Ein Streik ohne Streik also. Streik bedeutet aber die Verweigerung der Verwertung der Ware Arbeitskraft, die einzige Ware, die wertschaffend ist. Der Besuch von Vorlesungen und Seminaren stellt keine Verwertung von Arbeitskraft dar. Soll der Terminus „Streik“ nun auch für eine Form studentischen Widerstands gebraucht werden, dann muß jedoch Eines klar sein: Eine solche Verweigerung ist niemals konstruktiv. Der Begriff „konstruktiver Streik“ ist damit eine Wortblase.
Das ewige Mitmachen, das Schlucken jeder Kröte und das Mitwirken an jeder sozial- und bildungspolitischen Grausamkeit ist den Leipziger Studenten in Fleisch in Blut übergegangen. Statt sich der Sachzwanglogik zu verweigern und für ein gutes Leben auf die Straße zu gehen, zu überlegen, wie sich ein guten Leben führen lässt, weicht man auf Nebenschauplätze aus und stellt Forderungen auf, die jedem neoliberalen Theoretiker das Herz erwärmen lassen: Gegen die Überfüllung der Hörsäle wird eine Begrenzung der Studentenzahlen gestellt, Studiengebühren werden nicht grundsätzlich abgelehnt. Sündenböcke sind in angeblichen Langzeitstudenten schnell gefunden; ein Bezahlstudium wird durchaus befürwortet, solange es den eigenen Studienbedingungen dient.
Stattdessen käme es darauf an, ganz und gar unkonstruktiv und absolut solidarisch gegen jedwede Kürzung im Sozial- und Bildungsbereich Front zu machen. Also knallhart die materiellen Interessen verteidigen, und zwar nicht nur Studenten gegen Bildungsabbau, sondern diese zusammen mit Arbeitslosen, Sozialhilfeempfängern, Krankenkassenversicherten auch gegen den Kahlschlag in Bereichen wie Soziales, Gesundheit oder Renten. Wer sich auf die Logik der Kürzungen einlässt oder gar die einen gegen die anderen ausspielen möchte, hat unter der Hand den Kürzungen prinzipiell bereits das Ja-Wort erteilt. Eine „Konter-Reform“ fordert die nächste geradezu heraus.

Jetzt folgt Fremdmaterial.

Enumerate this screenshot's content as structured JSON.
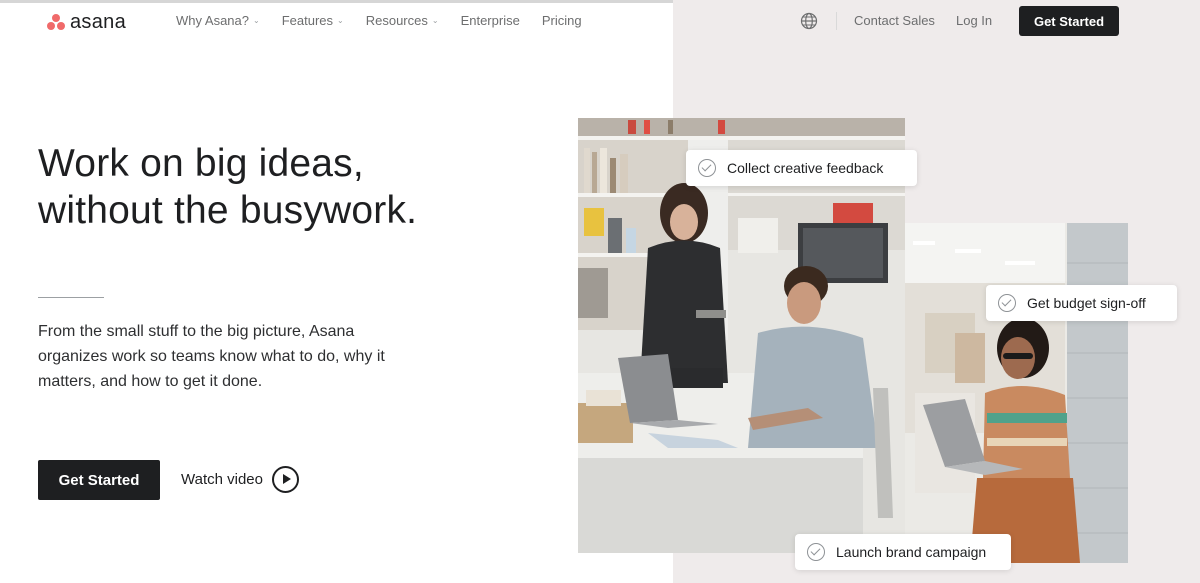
{
  "brand": {
    "name": "asana",
    "color": "#f06a6a"
  },
  "nav": {
    "items": [
      {
        "label": "Why Asana?",
        "has_dropdown": true
      },
      {
        "label": "Features",
        "has_dropdown": true
      },
      {
        "label": "Resources",
        "has_dropdown": true
      },
      {
        "label": "Enterprise",
        "has_dropdown": false
      },
      {
        "label": "Pricing",
        "has_dropdown": false
      }
    ],
    "globe_icon": "globe-icon",
    "contact_sales": "Contact Sales",
    "log_in": "Log In",
    "get_started": "Get Started"
  },
  "hero": {
    "headline_line1": "Work on big ideas,",
    "headline_line2": "without the busywork.",
    "subtext": "From the small stuff to the big picture, Asana organizes work so teams know what to do, why it matters, and how to get it done.",
    "cta_primary": "Get Started",
    "cta_secondary": "Watch video",
    "play_icon": "play-circle-icon"
  },
  "task_cards": [
    {
      "label": "Collect creative feedback"
    },
    {
      "label": "Get budget sign-off"
    },
    {
      "label": "Launch brand campaign"
    }
  ],
  "colors": {
    "dark": "#1e1f21",
    "accent": "#f06a6a",
    "panel_bg": "#efebeb"
  }
}
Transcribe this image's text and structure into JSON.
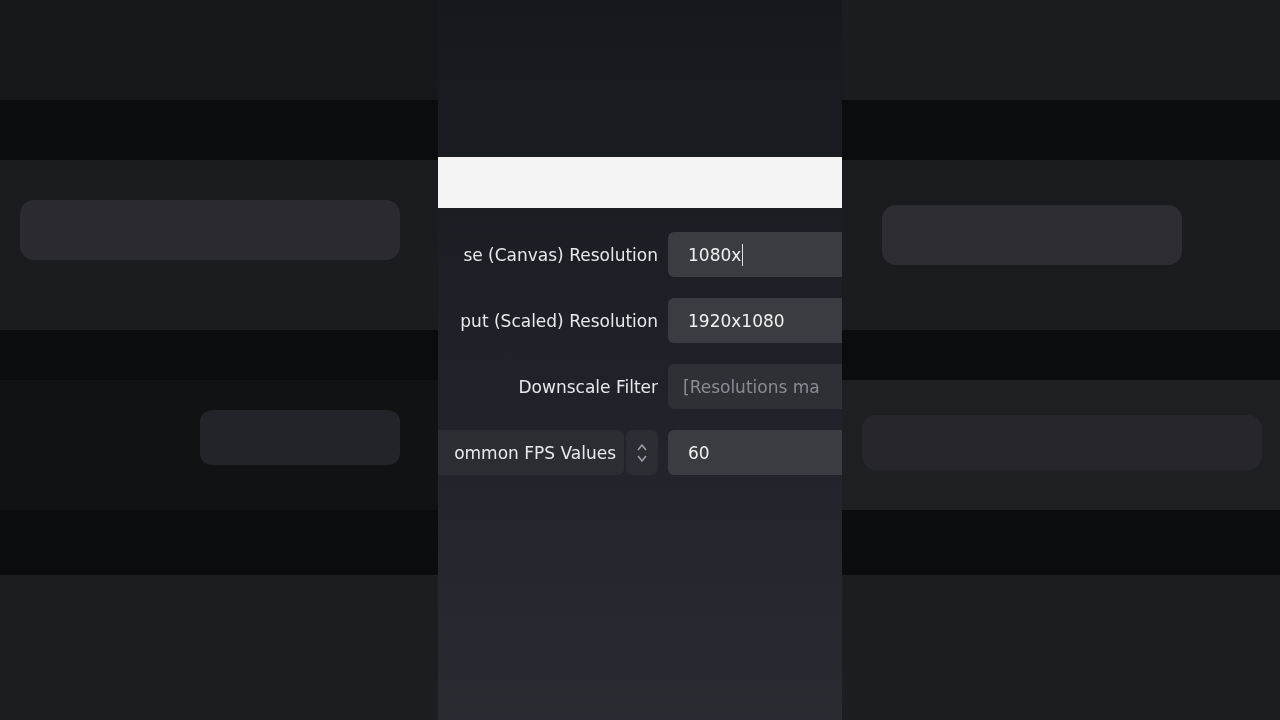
{
  "settings_rows": [
    {
      "kind": "text",
      "label": "se (Canvas) Resolution",
      "value": "1080x",
      "focused": true,
      "disabled": false
    },
    {
      "kind": "text",
      "label": "put (Scaled) Resolution",
      "value": "1920x1080",
      "focused": false,
      "disabled": false
    },
    {
      "kind": "text",
      "label": "Downscale Filter",
      "placeholder": "[Resolutions ma",
      "focused": false,
      "disabled": true
    },
    {
      "kind": "combo",
      "label": "ommon FPS Values",
      "value": "60",
      "focused": false,
      "disabled": false
    }
  ]
}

Immer wieder biedern Studenten in ihren Forderungen ein konstruktives Mitwirken am „notwendigen“ gesellschaftlichen Umbau an. Der Standort Deutschland müsse gerettet werden. Nichts scheint sie davon abzubringen, mit Politikern über das Maß der sozialen Grausamkeiten verhandeln zu wollen und nicht diese generell abzulehnen. Reformen laufen heute nur noch auf Verschlechterungen der eigenen Reproduktionsmöglichkeiten hinaus, die ökonomischen Grundlagen für konkrete Verbesserungen sind (innerhalb des bestehenden Systems) nicht mehr vorhanden. Jede systemimmanente Veränderung führt heute nur noch dazu, die menschenverachtenden kapitalistischen Verhältnisse von ihren sozial-integrativen Momenten vollends zu „befreien“.

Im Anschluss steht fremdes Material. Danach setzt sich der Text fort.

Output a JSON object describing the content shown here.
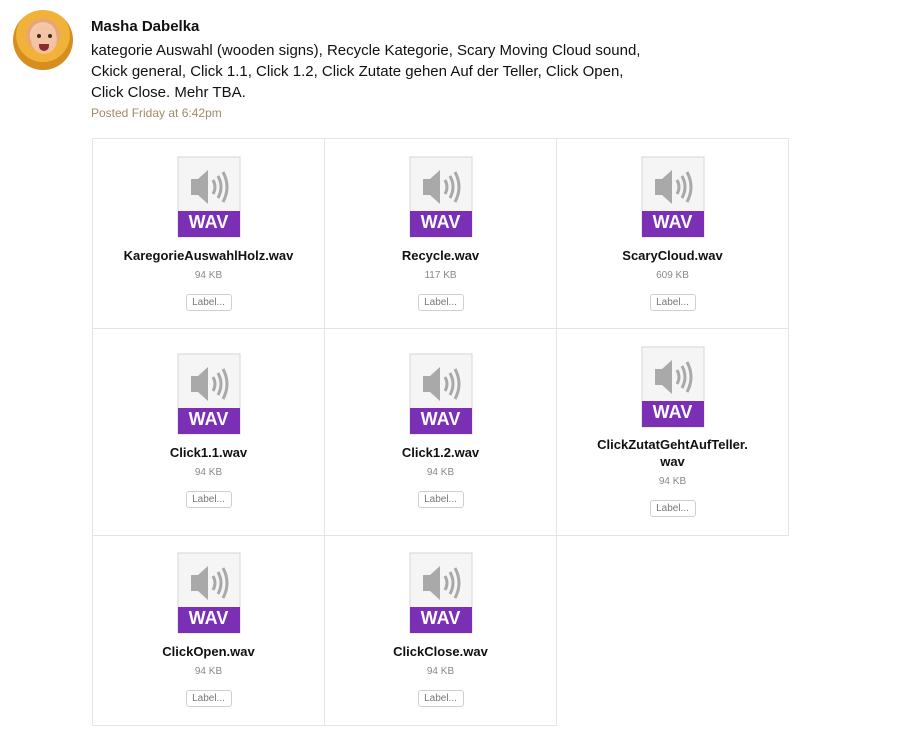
{
  "post": {
    "author": "Masha Dabelka",
    "message": " kategorie Auswahl (wooden signs), Recycle Kategorie, Scary Moving Cloud sound,\nCkick general, Click 1.1, Click 1.2, Click Zutate gehen Auf der Teller, Click Open,\nClick Close. Mehr TBA.",
    "timestamp": "Posted Friday at 6:42pm"
  },
  "attachments": [
    {
      "name": "KaregorieAuswahlHolz.wav",
      "size": "94 KB",
      "badge": "WAV",
      "label_button": "Label..."
    },
    {
      "name": "Recycle.wav",
      "size": "117 KB",
      "badge": "WAV",
      "label_button": "Label..."
    },
    {
      "name": "ScaryCloud.wav",
      "size": "609 KB",
      "badge": "WAV",
      "label_button": "Label..."
    },
    {
      "name": "Click1.1.wav",
      "size": "94 KB",
      "badge": "WAV",
      "label_button": "Label..."
    },
    {
      "name": "Click1.2.wav",
      "size": "94 KB",
      "badge": "WAV",
      "label_button": "Label..."
    },
    {
      "name": "ClickZutatGehtAufTeller.\nwav",
      "size": "94 KB",
      "badge": "WAV",
      "label_button": "Label..."
    },
    {
      "name": "ClickOpen.wav",
      "size": "94 KB",
      "badge": "WAV",
      "label_button": "Label..."
    },
    {
      "name": "ClickClose.wav",
      "size": "94 KB",
      "badge": "WAV",
      "label_button": "Label..."
    }
  ],
  "icons": {
    "avatar": "user-avatar",
    "file": "audio-file-icon"
  },
  "colors": {
    "badge_purple": "#7b2fb5",
    "timestamp": "#a08b66"
  }
}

Kritisches Denken befindet sich im Niedergang. Die Studentenschaft schaut angesichts immer neuer Zumutungen wie ein Schwein ins Uhrwerk. Begriffslos und realitätsfern meint sie, dass immer noch genug Geld da wäre, welches nur gerechter verteilt werden müsste. Begriffen wird nicht, dass das System, auf welches sich die Studenten positiv beziehen, nicht für die Bedürfnisse der Menschen, sondern für das Prinzip der Kapitalakkumulation da ist. Die Einrichtung (durchaus system-funktionaler) sozialer Standards war nur in der kurzen Periode einer prosperierenden Wirtschaft möglich. Doch diese Periode ist längst der Realität eines ökonomischen Zerfalls gewichen, der nicht mehr umkehrbar ist. Immer mehr Menschen sind in Folge der „mikroelektronischen Revolution“ für den Ablauf kapitalistischer Produktion nicht mehr notwendig – sie werden überflüssig. Das System schafft sich die Menschen vom Hals und sägt damit an seiner eigenen Grundlage (der Verwertung menschlicher Arbeitskraft). Dies lässt sich über Reformen nicht aufhalten, sondern nur noch verschärfen. Reformen ändern nichts an der Tatsache, dass aufgrund von Automatisierung und Rationalisierung immer weniger menschliche Arbeitskraft notwendig ist, um Produkte herzustellen. Wäre dies doch verquer der kapitalistischen Logik, mit weniger Arbeitskraft mehr zu produzieren. Reformen können die Auswirkungen dieser Logik heute nur noch verwalten und nicht mehr steuern, und auch das immer schlechter, da diese durch die „mikroelektronische Revolution“ spürbar verschärfte Tendenz NICHT umkehrbar ist. Mit gesundem Menschenverstand betrachtet, ist eine Rückkehr zur nichtautomatisierten Produktion auch gar nicht wünschenswert. Wieso auch? Träumten doch schon immer Menschen davon, sich missliche, harte – aber dennoch notwendige – Tätigkeiten vom Leibe zu halten.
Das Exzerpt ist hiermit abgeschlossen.